The odds of winning a bingo game depend on how many players are playing at a given time. But for everyone playing you can be sure of one thing – somebody will win and that someone could be you. There are sites that may use unscrupulous marketing ploys to tempt you to part with your money. Promotions you should be wary of are the ones like ‘win £100,000 jackpot in under 40 balls’. The odds of winning this kind of amount in under 40 balls, equate to about 20 million to one. You have more chance of winning the national lottery. Your best option is to keep it simple and keep it realistic. Don’t follow these types of outrageous promotions. No company is going to give away that kind of money in a hurry.
But we all know that the odds are stacked against us, right? Yet both the offline and online bingo markets are growing at an enormous pace. A recent survey showed that of the 3 million plus land-based bingo players in the UK, around 50,000 of these now play online bingo. Around 2000 land based people play bingo online every night, bringing approximate monthly tickets sales to over £10 million.
So is playing online bingo another true form of gambling addiction, or is it just another way of feeding our fast-food like lifestyles, with the need for instant satisfaction and immediate fulfilment before we move onto the next fad?

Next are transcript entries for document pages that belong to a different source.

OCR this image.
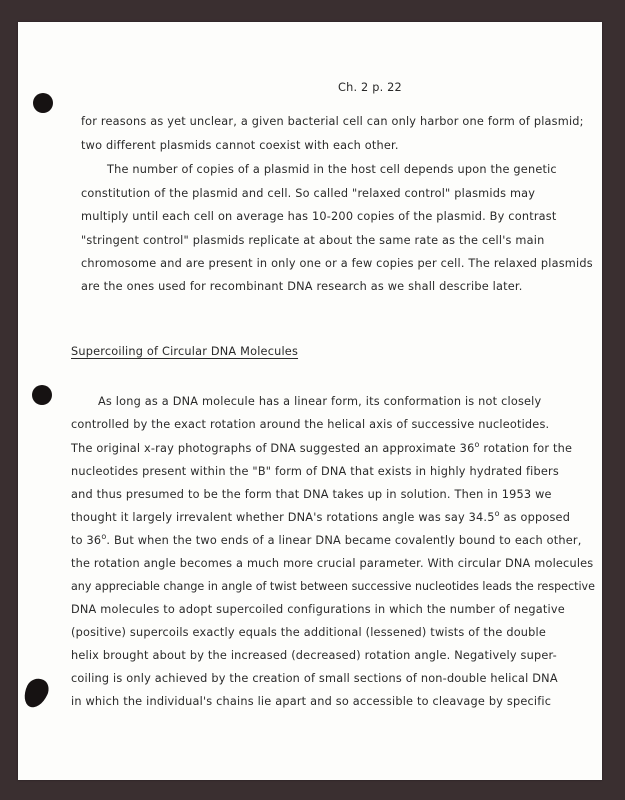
Ch. 2 p. 22
for reasons as yet unclear, a given bacterial cell can only harbor one form of plasmid;
two different plasmids cannot coexist with each other.
The number of copies of a plasmid in the host cell depends upon the genetic
constitution of the plasmid and cell. So called "relaxed control" plasmids may
multiply until each cell on average has 10-200 copies of the plasmid. By contrast
"stringent control" plasmids replicate at about the same rate as the cell's main
chromosome and are present in only one or a few copies per cell. The relaxed plasmids
are the ones used for recombinant DNA research as we shall describe later.
Supercoiling of Circular DNA Molecules
As long as a DNA molecule has a linear form, its conformation is not closely
controlled by the exact rotation around the helical axis of successive nucleotides.
The original x-ray photographs of DNA suggested an approximate 36$^o$ rotation for the
nucleotides present within the "B" form of DNA that exists in highly hydrated fibers
and thus presumed to be the form that DNA takes up in solution. Then in 1953 we
thought it largely irrevalent whether DNA's rotations angle was say 34.5$^o$ as opposed
to 36$^o$. But when the two ends of a linear DNA became covalently bound to each other,
the rotation angle becomes a much more crucial parameter. With circular DNA molecules
any appreciable change in angle of twist between successive nucleotides leads the respective
DNA molecules to adopt supercoiled configurations in which the number of negative
(positive) supercoils exactly equals the additional (lessened) twists of the double
helix brought about by the increased (decreased) rotation angle. Negatively super-
coiling is only achieved by the creation of small sections of non-double helical DNA
in which the individual's chains lie apart and so accessible to cleavage by specific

Psychologists suggest that the internet in itself is known to be addictive and presents particular problems for those who may suffer from a gambling addiction. However, recent research by Ms Winstone (a Southampton University psychologist) shows that it can improve reactive mental abilities in all ages.
In some ways playing bingo is no different to playing the national lottery or having a flutter at the races. Granny used to play bingo and to call granny a gambler seems ludicrous. But the national lottery or the bookies are simple forms of gambling, and is bingo really any different.
Always the odds are stacked against you but yet people still place bets or huddle around the lottery TV shows, fingers crossed in one hand and lottery tickets in the other.
And the demographic is changing too – with 90% of online bingo players now below the age of 50. So whereas before, the bingo organisations would target granny’s hard earned pension, operators are now targeting a much younger and broader internet savvy audience, looking for a new way of feeding us instant ‘fast-food’ like entertainment in an ever evolving internet dependant world.
So while the average household is spending £20 per week on fast-food (National Statistics survey) the fundamental reasons why people like to play online bingo are the same reasons why you and I may enter a Chinese Takeaway on a Friday night – the need for a speedy response to a craving, a desire for instant satisfaction, and a longing for a taste that leaves you wanting more.
o before you lick your lips and tantalize your taste buds with the delights of online bingo, remember that it is to many a form of gambling and to others a form of entertainment. Make of it what you will but enjoy the taste while it lasts… you will certainly be back for more!